POSIX filesystem APIs and why they’re “hard”

  • Research referenced in the thread shows many prominent systems (DBs, VCSs, distributed systems) misuse file APIs, even with expert developers.
  • Many argue the core problem is the POSIX model: old, entrenched, and underspecified on key semantics (ordering, atomicity, error propagation).
  • Others counter that APIs can’t be “impossible to misuse” and that many apps reasonably assume simpler conditions (e.g., single-writer).
  • Some see this as a “Worse is Better” outcome: cheap-to-implement semantics outcompeted safer designs.

Alternative abstractions and atomicity models

  • Several proposals: whole-file atomic writes via copy-on-write, atomic appends, treating files as atomic block maps, or transactional/DB-like semantics at the filesystem level.
  • Advocates claim this would remove large bug classes and simplify reasoning about shared files.
  • Critics raise concerns: multi‑GB files, extra space for copy-on-write, SSD wear, multi-process access, and difficulty retrofitting existing software and filesystems.
  • There’s discussion of database-style transactions (and deadlocks), with suggestions that MVCC-like approaches could mitigate some issues.
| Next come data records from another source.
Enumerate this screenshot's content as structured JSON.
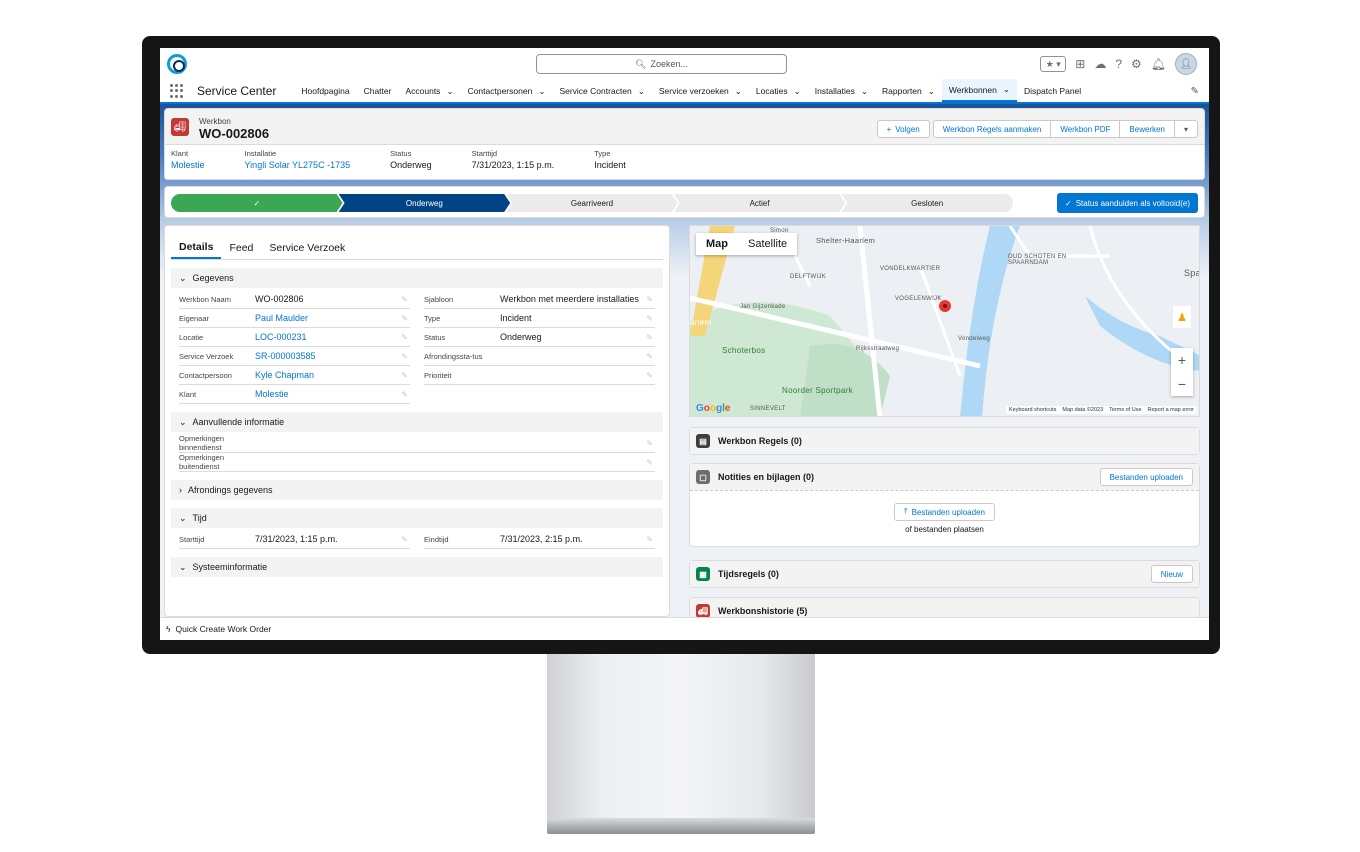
{
  "search": {
    "placeholder": "Zoeken..."
  },
  "nav": {
    "app_name": "Service Center",
    "items": [
      {
        "label": "Hoofdpagina",
        "chevron": false
      },
      {
        "label": "Chatter",
        "chevron": false
      },
      {
        "label": "Accounts",
        "chevron": true
      },
      {
        "label": "Contactpersonen",
        "chevron": true
      },
      {
        "label": "Service Contracten",
        "chevron": true
      },
      {
        "label": "Service verzoeken",
        "chevron": true
      },
      {
        "label": "Locaties",
        "chevron": true
      },
      {
        "label": "Installaties",
        "chevron": true
      },
      {
        "label": "Rapporten",
        "chevron": true
      },
      {
        "label": "Werkbonnen",
        "chevron": true,
        "active": true
      },
      {
        "label": "Dispatch Panel",
        "chevron": false
      }
    ]
  },
  "record": {
    "type_label": "Werkbon",
    "title": "WO-002806",
    "buttons": {
      "follow": "Volgen",
      "create_lines": "Werkbon Regels aanmaken",
      "pdf": "Werkbon PDF",
      "edit": "Bewerken"
    },
    "highlights": [
      {
        "label": "Klant",
        "value": "Molestie",
        "link": true
      },
      {
        "label": "Installatie",
        "value": "Yingli Solar YL275C -1735",
        "link": true
      },
      {
        "label": "Status",
        "value": "Onderweg",
        "link": false
      },
      {
        "label": "Starttijd",
        "value": "7/31/2023, 1:15 p.m.",
        "link": false
      },
      {
        "label": "Type",
        "value": "Incident",
        "link": false
      }
    ]
  },
  "path": {
    "stages": [
      "✓",
      "Onderweg",
      "Gearriveerd",
      "Actief",
      "Gesloten"
    ],
    "action": "Status aanduiden als voltooid(e)"
  },
  "details": {
    "tabs": [
      "Details",
      "Feed",
      "Service Verzoek"
    ],
    "sections": {
      "gegevens": "Gegevens",
      "aanvullend": "Aanvullende informatie",
      "afronding": "Afrondings gegevens",
      "tijd": "Tijd",
      "systeem": "Systeeminformatie"
    },
    "left_fields": [
      {
        "label": "Werkbon Naam",
        "value": "WO-002806"
      },
      {
        "label": "Eigenaar",
        "value": "Paul Maulder"
      },
      {
        "label": "Locatie",
        "value": "LOC-000231"
      },
      {
        "label": "Service Verzoek",
        "value": "SR-000003585"
      },
      {
        "label": "Contactpersoon",
        "value": "Kyle Chapman"
      },
      {
        "label": "Klant",
        "value": "Molestie"
      }
    ],
    "right_fields": [
      {
        "label": "Sjabloon",
        "value": "Werkbon met meerdere installaties"
      },
      {
        "label": "Type",
        "value": "Incident"
      },
      {
        "label": "Status",
        "value": "Onderweg"
      },
      {
        "label": "Afrondingssta-tus",
        "value": ""
      },
      {
        "label": "Prioriteit",
        "value": ""
      }
    ],
    "extra_fields": [
      {
        "label": "Opmerkingen binnendienst",
        "value": ""
      },
      {
        "label": "Opmerkingen buitendienst",
        "value": ""
      }
    ],
    "time_fields": [
      {
        "label": "Starttijd",
        "value": "7/31/2023, 1:15 p.m."
      },
      {
        "label": "Eindtijd",
        "value": "7/31/2023, 2:15 p.m."
      }
    ]
  },
  "map": {
    "tabs": [
      "Map",
      "Satellite"
    ],
    "labels": [
      "Simon",
      "Shelter-Haarlem",
      "DELFTWIJK",
      "VONDELKWARTIER",
      "VOGELENWIJK",
      "OUD SCHOTEN EN SPAARNDAM",
      "Schoterbos",
      "Noorder Sportpark",
      "Jan Gijzenkade",
      "Rijksstraatweg",
      "Vondelweg",
      "SINNEVELT",
      "Spa",
      "arlem"
    ],
    "footer": [
      "Keyboard shortcuts",
      "Map data ©2023",
      "Terms of Use",
      "Report a map error"
    ],
    "brand": "Google"
  },
  "cards": {
    "regels": "Werkbon Regels (0)",
    "notities": "Notities en bijlagen (0)",
    "upload": "Bestanden uploaden",
    "drop_hint": "of bestanden plaatsen",
    "tijdsregels": "Tijdsregels (0)",
    "nieuw": "Nieuw",
    "historie": "Werkbonshistorie (5)"
  },
  "utility": {
    "label": "Quick Create Work Order"
  },
  "colors": {
    "brand": "#0176d3",
    "path_done": "#3ba755",
    "path_current": "#014486",
    "record_icon": "#c23934"
  }
}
Barriers, fsync, and storage hardware behavior

  • Debate over why Linux still lacks a non-flushing barrier syscall to separate ordering from durability; some think it would significantly help databases.
  • Others note a prototype exists in research code but hasn’t been adopted, possibly due to limited benefit, SSD-era tradeoffs, or maintenance burden.
  • NVMe, FUA, and controller caches complicate “flush” guarantees; buggy hardware and lack of proper FUA support are cited.
  • It’s emphasized that some devices can lose or corrupt data even after flush, and that sector-atomic assumptions are not universally valid (e.g., certain non-volatile memories, commodity flash).
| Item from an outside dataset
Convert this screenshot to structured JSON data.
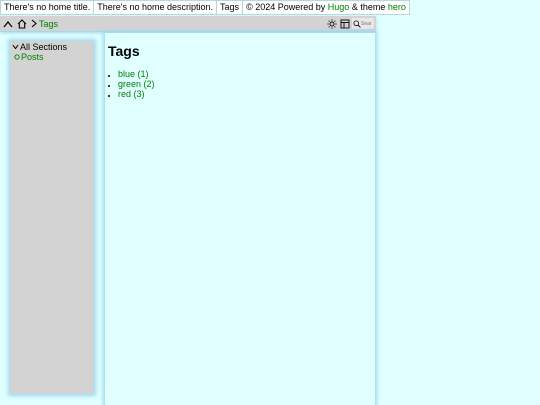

Windows, C libraries, and API evolution

  • Windows file APIs are described as somewhat safer/clearer but slower, with features like IOCP and strict locking on executables.
  • Lack of open research on Windows filesystems is attributed to NDAs and corporate control over publication.
  • An analogy is drawn to unsafe C standard functions: attempts to “stage in” safer alternatives are messy, non-portable, and often misunderstood.

Databases, SQLite, and failure handling

  • SQLite is praised as a safer choice when persisting local state, especially in specific modes (e.g., WAL, strict synchronous settings).
  • Later research simulating fsync errors found that major systems (Redis, SQLite, LevelDB, LMDB, PostgreSQL) still mishandle some failure modes.
  • Some systems deliberately rely on de facto hardware guarantees (sector-atomic writes), which may fail on certain devices.
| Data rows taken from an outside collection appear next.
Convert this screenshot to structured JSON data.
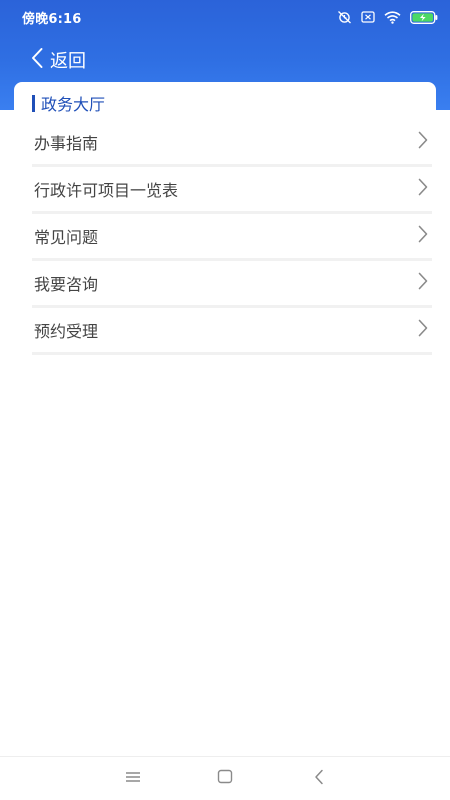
{
  "status_bar": {
    "time": "傍晚6:16",
    "icons": [
      "alarm-off-icon",
      "sim-no-signal-icon",
      "wifi-icon",
      "battery-charging-icon"
    ]
  },
  "nav": {
    "back_label": "返回",
    "back_icon": "chevron-left-icon"
  },
  "section": {
    "title": "政务大厅"
  },
  "menu": {
    "items": [
      {
        "label": "办事指南"
      },
      {
        "label": "行政许可项目一览表"
      },
      {
        "label": "常见问题"
      },
      {
        "label": "我要咨询"
      },
      {
        "label": "预约受理"
      }
    ]
  },
  "system_nav": {
    "icons": [
      "menu-icon",
      "home-icon",
      "back-icon"
    ]
  },
  "colors": {
    "header": "#2f6fe3",
    "accent": "#1f4fb8",
    "divider": "#f1f1f1",
    "text": "#444444"
  }
}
NFS and distributed semantics

  • NFS is criticized for breaking important file guarantees (append, exclusive create, sync flags, locks, inotify), especially across UID mappings.
  • This leads to surprising behaviors such as read access changing after a successful open, complicating userland code.

Filesystem-specific behaviors and reliability

  • ext4 has special logic to make common “rename for atomic replace” patterns safer.
  • ZFS is discussed as robust but with Linux-specific issues under heavy load that may involve IO schedulers and external factors; there’s ongoing debugging.
  • Some report more corruption with modern filesystems than FAT; others stress that power loss and hardware flaws are fundamental and must be engineered around, not merely “fixed” operationally.

Meta observations

  • Many note that filesystems and storage “mostly work” until rare, harsh failure conditions.
  • There’s tension between accepting imperfect semantics for 95% of use cases and demanding stronger guarantees for critical systems.